He was a guy my age, in his mid-twenties, and his friend was driving drunk. When they hit the tree at 50mph he was ejected out of the car, slamming his head into the tree on his way to the ground several meters away. Initially he was walking and talking - a good prognostic sign for the severity of his underlying brain injury - but quickly decompensated when EMS arrived on scene.
By the time he came to me in the Trauma ICU he was comatose, intubated, and on very shaky ground. The bleed in his brain was severe, and I wasn't sure if he was going to make it. A petite asian girl sat in the corner of his room while I did my initial evaluation. She didn't say anything, just sat there looking at the floor. After my examination I went over and introduced myself.
"I'm Dr. Zac," I said, "How are the two of you related?"
She didn't look to be more than 23 years old, about his age, and she slowly looked up, a puzzled look on her face. She looked like she was in shock. It took her a moment to speak, but when she did, what she said knocked the wind right out of me.
"I'm Jen. I'm... his wife. We got married yesterday," she said simply, "I love him."
She twisted the ring on her finger as though it was unnatural, unfamiliar. Her gaze was empty. A single tear coursed down her cheek.
I don't normally get attached to patients, especially in the ICU. I care for them deeply or else I wouldn't be in this job, but getting emotionally invested is dangerous. I learned that early on. Your responsibility as a physician is to all your patients, and decompensating from a bad outcome can have devastating consequences for everyone else.
But sometimes emotions take over no matter our intentions. I didn't know what to say at first, and then it all came tumbling out.
"I'm... I'm so sorry. I can't imagine what this is like for you. You have my word that I will do everything within my power to save his life. I will not sleep tonight."

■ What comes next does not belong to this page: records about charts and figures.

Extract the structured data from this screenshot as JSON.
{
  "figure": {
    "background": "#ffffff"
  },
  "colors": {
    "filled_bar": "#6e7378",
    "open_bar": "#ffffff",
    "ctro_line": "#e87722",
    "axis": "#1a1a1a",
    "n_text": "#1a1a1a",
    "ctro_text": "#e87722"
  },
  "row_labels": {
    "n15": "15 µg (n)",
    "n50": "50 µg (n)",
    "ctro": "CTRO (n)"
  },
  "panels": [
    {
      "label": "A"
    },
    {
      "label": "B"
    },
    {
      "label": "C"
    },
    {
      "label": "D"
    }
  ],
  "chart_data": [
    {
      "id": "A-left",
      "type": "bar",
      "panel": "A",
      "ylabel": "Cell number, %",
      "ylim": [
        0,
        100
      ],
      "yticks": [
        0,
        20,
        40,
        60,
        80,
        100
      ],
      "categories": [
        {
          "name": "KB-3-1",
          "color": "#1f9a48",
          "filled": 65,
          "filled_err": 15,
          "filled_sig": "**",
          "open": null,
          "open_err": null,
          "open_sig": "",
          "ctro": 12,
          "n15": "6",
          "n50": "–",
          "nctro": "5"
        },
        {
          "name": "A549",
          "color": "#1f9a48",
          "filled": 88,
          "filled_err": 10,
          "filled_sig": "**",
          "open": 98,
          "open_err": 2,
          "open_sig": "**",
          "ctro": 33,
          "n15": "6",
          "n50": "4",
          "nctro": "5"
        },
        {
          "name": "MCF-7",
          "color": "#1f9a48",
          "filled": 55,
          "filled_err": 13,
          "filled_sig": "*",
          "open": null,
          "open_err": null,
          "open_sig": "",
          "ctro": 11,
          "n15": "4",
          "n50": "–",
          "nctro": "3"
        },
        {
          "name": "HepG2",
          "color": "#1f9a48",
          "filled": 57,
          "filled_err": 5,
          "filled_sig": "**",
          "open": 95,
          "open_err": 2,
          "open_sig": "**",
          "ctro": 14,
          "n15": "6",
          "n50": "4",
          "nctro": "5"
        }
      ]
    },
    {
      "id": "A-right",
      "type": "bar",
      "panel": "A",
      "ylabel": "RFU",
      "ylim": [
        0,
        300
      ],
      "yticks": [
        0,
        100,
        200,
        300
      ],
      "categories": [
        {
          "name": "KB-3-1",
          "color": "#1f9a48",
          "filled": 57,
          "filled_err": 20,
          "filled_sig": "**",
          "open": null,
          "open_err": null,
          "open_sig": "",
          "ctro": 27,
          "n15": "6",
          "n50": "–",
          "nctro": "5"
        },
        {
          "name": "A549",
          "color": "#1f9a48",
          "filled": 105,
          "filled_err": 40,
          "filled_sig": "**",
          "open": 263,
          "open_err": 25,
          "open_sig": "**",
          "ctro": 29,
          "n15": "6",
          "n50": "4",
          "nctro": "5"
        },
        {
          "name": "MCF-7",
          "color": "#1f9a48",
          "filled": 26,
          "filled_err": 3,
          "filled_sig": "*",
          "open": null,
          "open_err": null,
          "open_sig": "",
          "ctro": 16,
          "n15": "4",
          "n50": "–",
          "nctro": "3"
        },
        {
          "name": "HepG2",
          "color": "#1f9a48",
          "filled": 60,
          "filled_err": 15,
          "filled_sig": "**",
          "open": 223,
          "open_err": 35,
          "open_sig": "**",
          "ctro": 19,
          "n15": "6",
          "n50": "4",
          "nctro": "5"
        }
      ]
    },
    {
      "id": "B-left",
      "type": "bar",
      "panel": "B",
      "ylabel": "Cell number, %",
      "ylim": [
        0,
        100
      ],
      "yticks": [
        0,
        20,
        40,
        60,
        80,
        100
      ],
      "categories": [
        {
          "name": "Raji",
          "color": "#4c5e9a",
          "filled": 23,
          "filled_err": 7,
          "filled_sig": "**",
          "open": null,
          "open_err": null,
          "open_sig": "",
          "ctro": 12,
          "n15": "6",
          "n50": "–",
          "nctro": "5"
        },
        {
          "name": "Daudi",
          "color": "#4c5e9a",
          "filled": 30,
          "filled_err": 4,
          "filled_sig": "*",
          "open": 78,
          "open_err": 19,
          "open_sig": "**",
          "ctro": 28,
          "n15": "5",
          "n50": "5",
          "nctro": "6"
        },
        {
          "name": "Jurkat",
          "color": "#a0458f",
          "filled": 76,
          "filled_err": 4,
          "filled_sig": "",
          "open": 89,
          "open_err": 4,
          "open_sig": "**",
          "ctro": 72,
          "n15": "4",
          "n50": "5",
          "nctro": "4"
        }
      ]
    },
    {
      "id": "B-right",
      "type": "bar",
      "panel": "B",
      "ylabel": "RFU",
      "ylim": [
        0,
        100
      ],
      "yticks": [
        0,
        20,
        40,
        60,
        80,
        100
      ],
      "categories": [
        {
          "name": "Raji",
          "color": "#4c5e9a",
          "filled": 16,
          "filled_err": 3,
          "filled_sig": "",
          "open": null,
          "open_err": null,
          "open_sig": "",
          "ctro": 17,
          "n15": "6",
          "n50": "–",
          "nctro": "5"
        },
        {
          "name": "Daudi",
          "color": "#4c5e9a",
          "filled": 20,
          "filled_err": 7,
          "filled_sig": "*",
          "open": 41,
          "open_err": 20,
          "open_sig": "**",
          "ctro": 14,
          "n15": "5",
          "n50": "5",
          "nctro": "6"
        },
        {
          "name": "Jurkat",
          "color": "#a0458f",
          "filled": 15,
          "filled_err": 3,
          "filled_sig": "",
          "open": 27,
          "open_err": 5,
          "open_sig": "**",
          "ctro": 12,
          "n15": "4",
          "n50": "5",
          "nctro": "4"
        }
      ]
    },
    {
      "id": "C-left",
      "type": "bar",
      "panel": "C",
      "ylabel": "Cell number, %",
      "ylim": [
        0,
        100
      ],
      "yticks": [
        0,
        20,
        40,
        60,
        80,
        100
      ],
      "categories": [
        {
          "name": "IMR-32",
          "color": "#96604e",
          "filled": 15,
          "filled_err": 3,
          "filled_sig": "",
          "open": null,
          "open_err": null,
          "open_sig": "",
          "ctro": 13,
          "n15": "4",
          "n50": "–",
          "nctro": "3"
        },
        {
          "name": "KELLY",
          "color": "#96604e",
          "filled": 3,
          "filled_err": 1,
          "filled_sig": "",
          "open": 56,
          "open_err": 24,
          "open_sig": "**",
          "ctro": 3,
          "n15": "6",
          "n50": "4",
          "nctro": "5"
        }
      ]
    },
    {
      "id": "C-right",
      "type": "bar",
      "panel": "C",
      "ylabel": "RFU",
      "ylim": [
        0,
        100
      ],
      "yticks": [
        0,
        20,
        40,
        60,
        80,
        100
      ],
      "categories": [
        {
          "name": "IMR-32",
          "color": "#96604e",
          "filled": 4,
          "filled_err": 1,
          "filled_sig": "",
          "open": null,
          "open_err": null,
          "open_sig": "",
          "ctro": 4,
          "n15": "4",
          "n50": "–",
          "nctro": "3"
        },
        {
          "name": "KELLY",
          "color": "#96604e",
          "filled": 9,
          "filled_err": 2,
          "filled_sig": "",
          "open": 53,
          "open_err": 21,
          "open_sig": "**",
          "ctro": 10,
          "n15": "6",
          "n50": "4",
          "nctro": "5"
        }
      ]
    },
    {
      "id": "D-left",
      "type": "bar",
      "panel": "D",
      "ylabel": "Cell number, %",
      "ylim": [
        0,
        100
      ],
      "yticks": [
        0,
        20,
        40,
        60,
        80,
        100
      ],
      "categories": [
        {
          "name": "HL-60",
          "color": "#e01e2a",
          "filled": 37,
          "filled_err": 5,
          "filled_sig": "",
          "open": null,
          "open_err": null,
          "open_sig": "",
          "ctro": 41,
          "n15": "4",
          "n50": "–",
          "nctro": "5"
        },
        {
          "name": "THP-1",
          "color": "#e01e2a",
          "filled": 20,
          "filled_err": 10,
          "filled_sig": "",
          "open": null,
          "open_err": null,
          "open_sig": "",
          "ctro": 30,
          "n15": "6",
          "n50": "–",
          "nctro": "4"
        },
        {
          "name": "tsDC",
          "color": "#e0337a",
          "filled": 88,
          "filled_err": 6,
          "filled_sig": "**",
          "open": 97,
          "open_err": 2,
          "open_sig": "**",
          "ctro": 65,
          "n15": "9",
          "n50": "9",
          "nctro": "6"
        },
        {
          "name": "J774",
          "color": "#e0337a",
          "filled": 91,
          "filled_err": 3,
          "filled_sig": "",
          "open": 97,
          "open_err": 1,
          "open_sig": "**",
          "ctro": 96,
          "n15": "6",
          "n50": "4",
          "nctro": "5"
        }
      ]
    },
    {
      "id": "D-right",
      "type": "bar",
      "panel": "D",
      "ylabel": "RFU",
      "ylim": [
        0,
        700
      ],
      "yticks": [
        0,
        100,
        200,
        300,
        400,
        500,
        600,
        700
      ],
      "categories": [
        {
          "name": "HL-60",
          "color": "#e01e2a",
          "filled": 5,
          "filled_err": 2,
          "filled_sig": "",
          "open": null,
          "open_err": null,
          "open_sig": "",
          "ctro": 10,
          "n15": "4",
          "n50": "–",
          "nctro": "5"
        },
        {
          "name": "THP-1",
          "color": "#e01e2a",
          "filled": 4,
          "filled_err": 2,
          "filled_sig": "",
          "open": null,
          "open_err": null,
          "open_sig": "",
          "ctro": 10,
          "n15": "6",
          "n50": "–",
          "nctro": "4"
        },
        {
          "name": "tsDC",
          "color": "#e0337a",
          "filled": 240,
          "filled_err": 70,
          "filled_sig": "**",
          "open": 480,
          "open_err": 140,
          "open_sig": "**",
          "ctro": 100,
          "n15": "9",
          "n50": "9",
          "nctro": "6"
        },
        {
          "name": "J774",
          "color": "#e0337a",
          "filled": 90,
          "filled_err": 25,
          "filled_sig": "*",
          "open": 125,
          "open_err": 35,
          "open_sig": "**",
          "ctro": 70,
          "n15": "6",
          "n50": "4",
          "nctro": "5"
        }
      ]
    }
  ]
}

That night, everything fell into place. Everything that could go right, did. I gave countless boluses of mannitol and hypertonic saline to drive his intracranial pressures down. I drained fluid off his ventricles. I sedated him into a medical coma and made him hypothermic to decrease brain metabolism, and paralyzed his body to decrease shivering.
For all my efforts, in the middle of the night I realized I was going to lose him. Intracranial pressures spiked, his heart rate dropped, and I had maximized every available option. I went in and stood, arms crossed, watching the monitors. Helpless. Just him and the universe, now.
Jen saw the look on my face. I think she knew there was nothing left I could do. She slowly walked over and took his hand in hers, kissed him gently on the forehead, and then whispered "I love you" in his ear.
And I watched, astonished, as his heart rate slowly picked up. His intracranial pressure dropped to normal levels. She sat next to his bed, a vigil for the rest of the night, but the turning point had been reached. My treatments became less frequent and more effective. By the morning his vital signs were as stable as a rock.
It'll be a long recovery, but he should be completely normal in a few months. More than anything, I'm happy that I've been trained well enough to help him in his time of need. It's a good feeling.
It was the best wedding present I could think of on short notice, Jen. Congratulations, and many happy returns.